Data Center API – self-service monitoring

When I was Director of Cloud and Automoation Services at Disney, the group I reported into was a Disney-specific Internet Service Provider for the other business units (and there were a LOT of them). The rough goal of that position was “making it possible to run more things for business units, cheaper, faster, better”. It was the first stabs of that group doing self-service cloud-like capabilities for the rest of the organization, and ultimately led me onward to OpenStack, Nebula, and other interesting technical challenges.

One of the early challenges (that is still a challenge today) was applying some of the operational best practices to running services when doing it via “self-service”. The classic ops model (which I suspect is still there today, just mixed in with other options) used the “big guys” – HP OpenView, BMC, Tivoli, etc. What we wanted to do was enable a portion of what I was internally calling our “Data Center API” for the business unit developers. The goal was to make it possible for a developer to set up monitoring for their application without having to open a service desk ticket, which then led to some phone or email conversation, nailing down specifics of what should be monitoring, what thresholds applied, or even reaching in to the more complex areas beyond simple metrics and thresholds. In short, simplify it all down, and get the human process out of the way.

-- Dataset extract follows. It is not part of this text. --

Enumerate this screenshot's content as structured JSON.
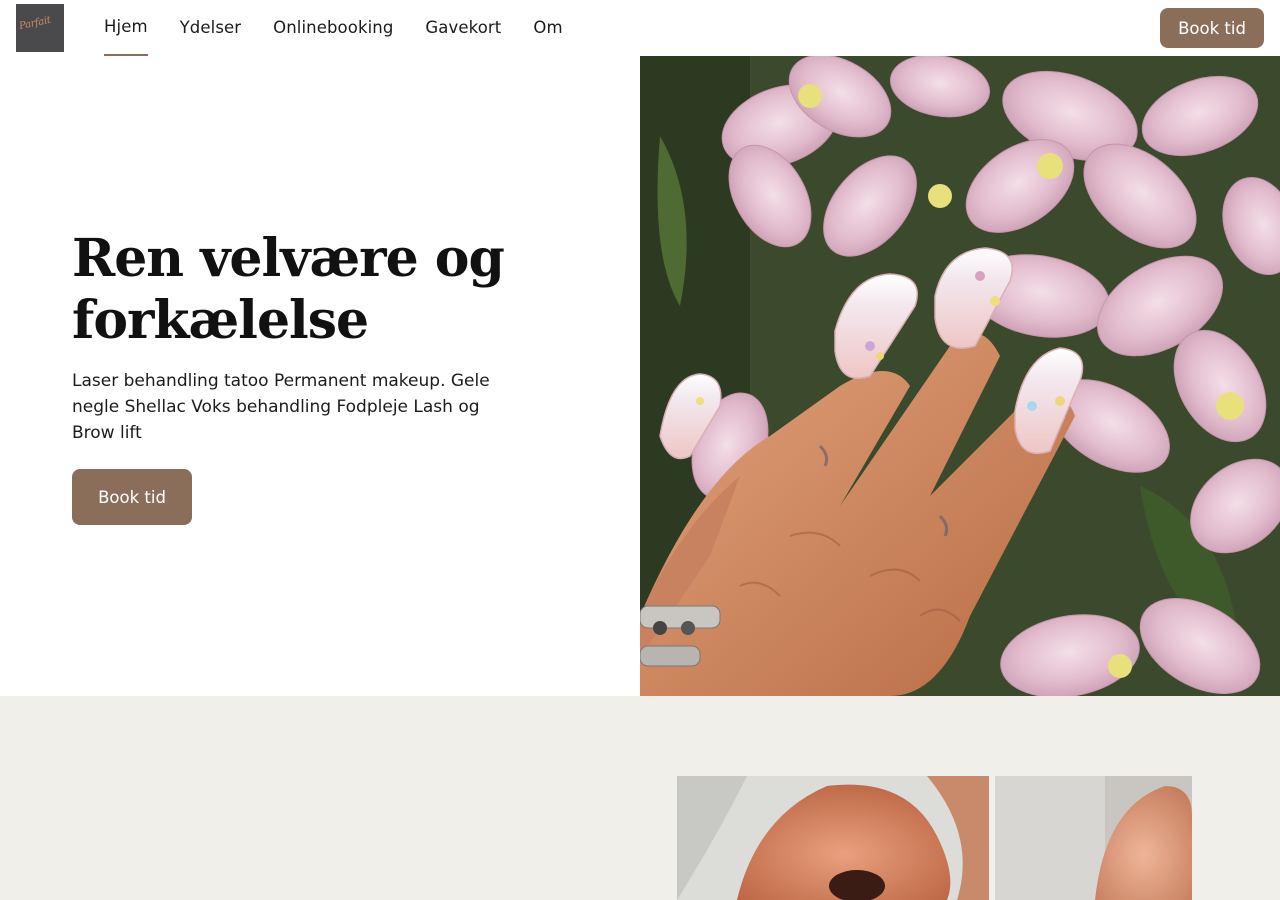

The licensing models for all of those products were (and still are) complete shit for self-service interactions and growth. They were also all configuration driven (not API driven), and some of them only allowed those configurations to be updated with a graphic user interface. Most of my vitriol was used on the ones that required Win32 applications to update configurations of those tools. We ended up doing some development around a cheaper option with a site-licensed model so that we didn’t have the incremental cost growth issues. In the end, the first cut was as simple as “we’ll ping test the VM when we set it up for you, and you can have us verify one or more arbitrary HTTP urls are active and send alerts (emails, in that case) if they aren’t”. It was all imperatively driven by the request to create the VM, and editable after the fact through an exposed-to-the-developer-web-interface. Not bad, really – although I wanted to make it a lot more.

Fast forward to today, some five years later, with microservice deployments exploding the scale footprint and diversity for monitoring – both metrics data and logs. PaaS services like Heroku’s add-on marketplace and AWS feature gaps giving services like Splunk, DataDog, New Relic, or DynaTrace a chance to exist, grow, and evolve into powerful tool sets. The open source/DIY side also exploded with the ELK stack, Graphite, Nagios, InfluxData, and Zenoss all mixing open source and commercially supported projects. Most recently tooling like Prometheus, Grafana, InfluxDB or James Turnbull’s book on the Art of Monitoring (including Riemann) have been grabbing a lot of attention, very deservedly so.

What caught my eye (and incited this post) is Prometheus’s advances, now released as 1.0 (although they’ve been pretty damn stable for a while). They followed the same keep-it-simple poll/scraping path that we did back at Disney, and have some blog posts related to scaling in that configuration. I have personally come to favor direct event driven reactions to reduce the cascade of added latencies and race conditions that you get the polling, but for the trailing-response sort of monitoring mechanisms, you can’t argue with their success and ability to scale it.

Most interestingly to me, they are implicitly encouraging a change in the scope of the problem. While they can scale to the “Missouri River in ’93” floods of data that monitoring an entire datacenter can deliver, they’ve defaulted to scoping down to the default area they’re covering to a complex application/service made up of microservices. One per, thank you very much. Prometheus is solved the setup and configuration problem by embedded into the Kubernetes service discovery mechanisms. As it changes its pods, data collection keeps rolling in as new individual services are added and removed. I suspect comparable orchestrastion technologies like Docker swarm, Terraform, and Marathon have similiar mechanisms, and AWS CloudFormation has included simple monitoring/alerting for ages within their basic API.

It still means another API to write to/work with – alert templates and such – and the client libraries that are available are the real win – available in any one of the major languages you might use in even the most diverse polyglot development environments. It’s the second most important component in the orchestration game – just getting the service up and running being the first.

This is taking a datacenter API concept and scaling it down so that it can run on a laptop for the developer. Prometheus, Kubernetes or Docker, etc – can all be run locally so you can instrument your application while you’re writing it, get real-time feedback on what and how its doing while you develop. Rather than just deploying your code, you can deploy your code next to an ELK stack configured for your services, and now monitoring with Prometheus as well.

This is the sort of functionality that I expect a Platform as a Service (Heroku, CloudFoundry, OpenShift, etc) to provide. Clear APIs and functionality to capture metrics and logs from my running application, to the point that you could create integration testing bound into these services. In my ideal world, these tools can capture and benchmark resource utilization during functional integration and regression tests, to annotate the pass/fail markers and acually provide, you know, metrics against which you can optimize and base real development decisions (which are also business decisions if you’re doing it right).

The closer we can move the detail needed to run an application “in production” to the developer, the bigger the win – all the details of testing, validation, and operational performance need to be at hand, as well as a clear means of using them.